Consol Energy's Q3 net income doubles year-over-year to US$167.3M, revenue up to US$1.52B, from US$1.35B a year ago, on higher coal prices

CANONSBURG, Pennsylvania , October 27, 2011 () – Higher coal prices help Consol Energy more than doubles 3Q profit, company boosts dividend

Rising coal prices doubled profits at Consol Energy during the third quarter and the company raised its shareholder dividend by 25 percent Thursday.

Shares jumped 10 percent with Consol surprising Wall Street with its profits and the revenue it generated on strong demand, especially for its metallurgical coal, which is used to make steel.

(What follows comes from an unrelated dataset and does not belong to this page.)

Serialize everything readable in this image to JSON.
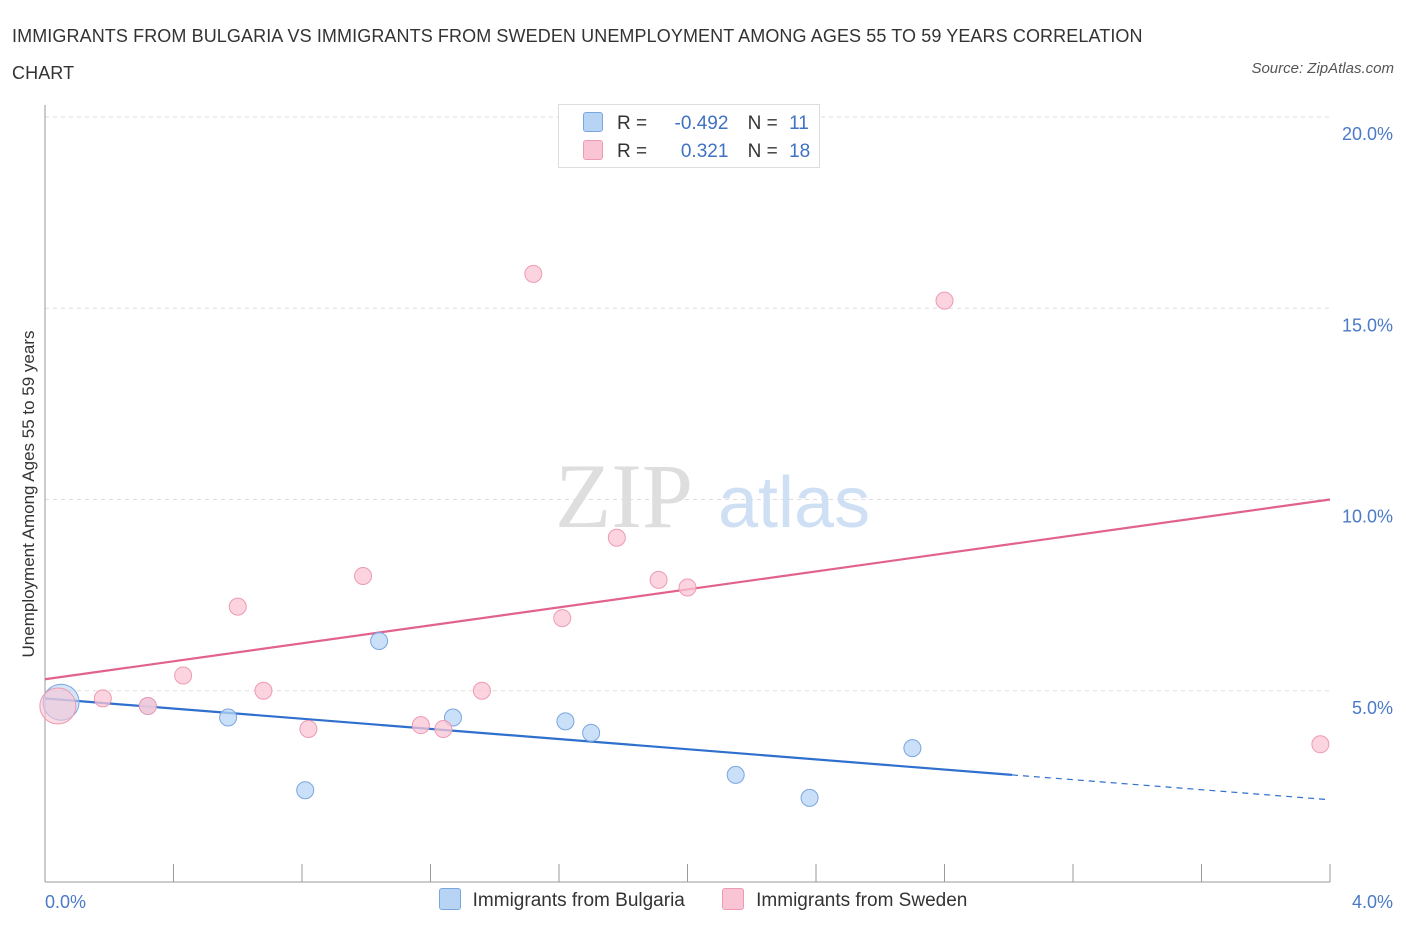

And for the second consecutive quarter, the company generated more cash from its met coal than from thermal coal, which is used at power plants.

Prices for both types of coal, however, rose during the quarter, Consol said.

Net income was $167.3 million, or 73 cents per share, compared with $75.4 million, or 33 cents per share, a year earlier.

Revenue rose to $1.52 billion from $1.35 billion.

Analysts surveyed by FactSet expected the company to earn 68 cents per share on revenue of $1.40 billion.

Profit margins on coal rose by about half, to more than $20 per ton. Demand for coal used in steel-making has been buoyed by demand in China and other developing countries.

The company met its coal-production expectations and Chairman and CEO J. Brett Harvey raised the outlook on exports for the entire year.

Consol is also making a bigger push into natural gas production in the Marcellus shale in Pennsylvania through joint ventures with Noble Energy and Hess Corp. However, gas profits fell along with the company's sales price for gas.

While natural gas volumes rose 13 percent, margins fell with an 80 cent slide in realized prices.

However, Consol said costs declined because of larger proved reserves. That trend is expected to continue, Consol said, as the company escalates its work in the Marcellus Shale.

The Marcellus Shale joint venture with Noble closed on Sept. 30, so it was included in third quarter results. The Utica Shale joint venture with Hess Corporation closed on Oct. 21, and will be reported in fourth-quarter results.

Consol raised its annual dividend to 50 cents per share. It said a quarterly payout of 12.5 cents per share will be made Nov. 25 to shareholders as of Nov. 11.

Consol Energy Inc. is based in Canonsburg, Pa., about 20 miles southwest of Pittsburgh.

Company shares rose $3.93 to $44.93 in afternoon trading.